My Company Stopped Advertising on Mobile And The World Didn’t End
I’ve been singing the praises of mobile advertising for eight years. Conducting countless consumer surveys, publishing quarterly and sometimes monthly reports, doing everything in my power to show advertisers that consumers are purchasing on mobile and that mobile advertising is effective.
The irony of this article is thick. One of the biggest evangelist’s of mobile advertising comes out and says her company doesn’t advertise on mobile apps anymore. We’re a small company and every dollar that goes towards advertising is a dollar that doesn’t go towards improving our products. Because of this, we have a high bar for ad performance. The metrics don’t lie; mobile app advertising doesn’t work for us.
Happy Traffic Spike Day
It’s 6am PST on a Tuesday. Our office starts early so we can catch the tale end of the European day and match up with the East Coast. We refresh our Google Analytics page and see the Real Time Dashboard lit up with hundreds and hundreds of visitors. For an instant, my heart jumps up into my throat, my palms go cold and sweaty — what the farg will we do if they all place an order?
Scenario planning in the back of my brain, we dig into the metrics. Our AdWords campaign had just turned on.
Within minutes, we were 25% over our daily budget.
AdWords showed about 50% more clicks than we saw in Google Analytics and 75% more than what we saw on our shopping platform. Our bounce rate was just shy of 100%.

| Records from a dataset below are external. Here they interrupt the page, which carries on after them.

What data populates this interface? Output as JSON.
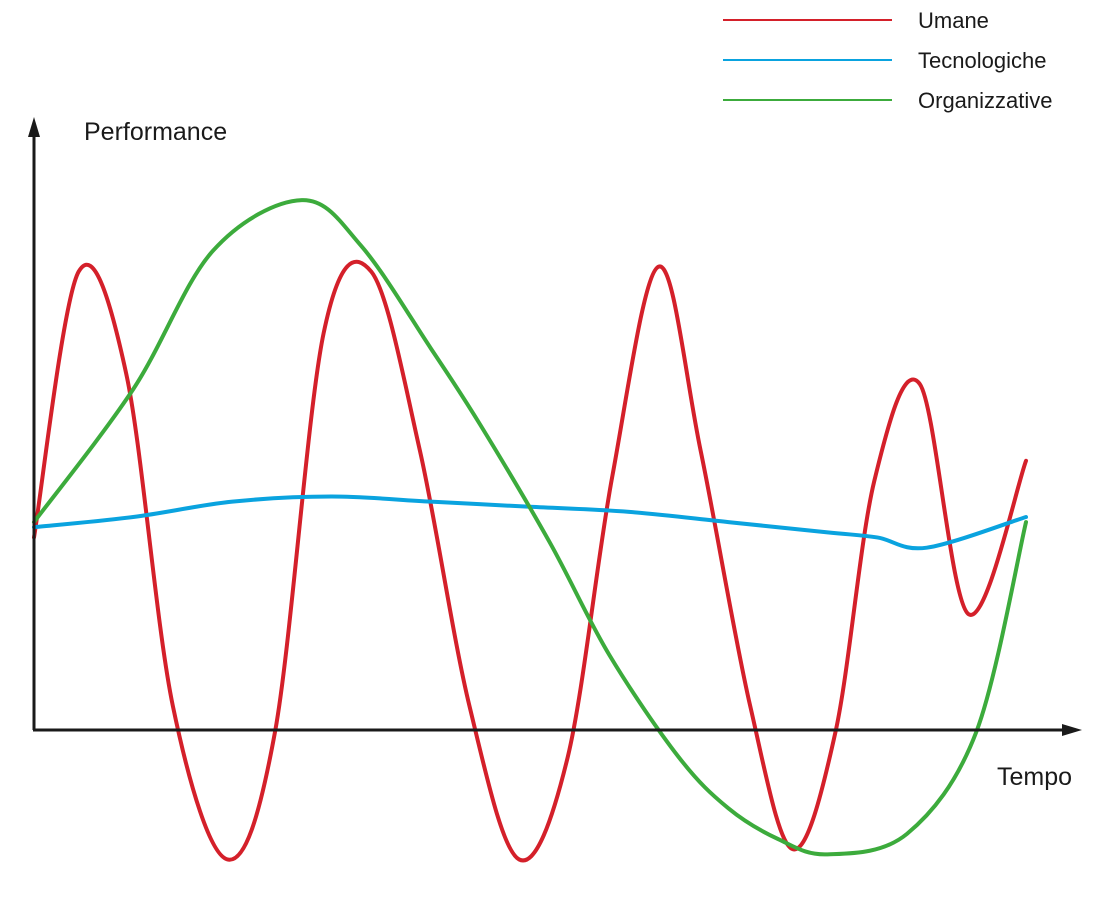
{
  "chart_data": {
    "type": "line",
    "title": "",
    "xlabel": "Tempo",
    "ylabel": "Performance",
    "xlim": [
      0,
      100
    ],
    "ylim": [
      -0.35,
      1
    ],
    "grid": false,
    "legend_position": "top-right",
    "series": [
      {
        "name": "Umane",
        "color": "#d4202a",
        "x": [
          0,
          4.5,
          9.3,
          14,
          19.5,
          24.3,
          29.2,
          34,
          38.9,
          43.9,
          48.9,
          53.8,
          58.3,
          63,
          67.2,
          72.2,
          76.5,
          80.8,
          84.7,
          89.3,
          94.2,
          100
        ],
        "y": [
          0.33,
          0.85,
          0.65,
          0.0,
          -0.3,
          -0.05,
          0.73,
          0.85,
          0.5,
          0.0,
          -0.3,
          -0.1,
          0.45,
          0.86,
          0.5,
          0.0,
          -0.28,
          -0.05,
          0.44,
          0.63,
          0.18,
          0.48
        ]
      },
      {
        "name": "Tecnologiche",
        "color": "#0aa3df",
        "x": [
          0,
          10,
          20,
          30,
          40,
          50,
          60,
          70,
          80,
          85,
          90,
          100
        ],
        "y": [
          0.35,
          0.37,
          0.4,
          0.41,
          0.4,
          0.39,
          0.38,
          0.36,
          0.34,
          0.33,
          0.31,
          0.37
        ]
      },
      {
        "name": "Organizzative",
        "color": "#3cab3c",
        "x": [
          0,
          10,
          18,
          27,
          33,
          40,
          45,
          52,
          58,
          65,
          70,
          75,
          80,
          88,
          95,
          100
        ],
        "y": [
          0.36,
          0.62,
          0.89,
          0.99,
          0.9,
          0.7,
          0.55,
          0.32,
          0.1,
          -0.1,
          -0.2,
          -0.26,
          -0.29,
          -0.25,
          -0.05,
          0.36
        ]
      }
    ]
  }
}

We pause the campaign immediately, dig in more. One placement in a mobile app accounts for more than a third of the clicks. A handful of other mobile app placements account for the rest. We compare our audience profiles to the apps — technically, the women we were targeting were big users of these apps. But so were a whole bunch of other random people. And those people were clicking our ad like mad.
High CTR Isn’t Enough
We’ve seen wonky campaign results before so we didn’t give up right after this experience. We tested different messaging and imagery and narrowed our targeting to a pinpoint. We locked down our settings to smooth delivery and optimize for conversions. It didn’t work. Consistently the campaigns would blow past the budget — by 25–45% in the space of minutes.
Consistently, it was mobile app placements that were to blame.
We crunched numbers. On the surface, we should have been ecstatic with the performance of our campaigns within mobile apps because the click-through-rate (CTR) was ridiculously high. CTR was, and is, a misleading performance metric. We were not happy.
CTR — 13%; CPC — $0.06; Average CPM $36.41
CTR — .65%; CPC — $0.11; Average CPM $28.92
Yes, advertising within mobile apps was more cost efficient on a per click basis. Yes, it had higher CTR. But the average CPM was 26% higher than non-app advertising. For mobile app placements, our bounce rate was insanely high (95%+), the average page view metric was hovering at 1, and our conversion rate was almost nonexistent.
Turning Our Backs on Apps
We took a deep breath. We held hands. We blocked ads from showing up in apps in the next campaign.
The world kept spinning. Our CTR went down, our CPC went up. Our pages views nudged up, time spent on the site went up, conversions went up. Our analysis of the best performing placements and targeting parameters gave us real insights rather than noise. We were happy.
Finding Our Mobile Bliss
We stopped advertising in mobile apps, but we’re still targeting mobile devices through search and other display placements. It would be foolish to throw all of mobile out because one tactic didn’t work for us.
We need to be where our customers are. The women we are trying to reach are dynamic, unique, and want to live life to the fullest. They’re using their phones and tablets more than their computers. We’ll still be on their mobile devices, just not buried in their apps.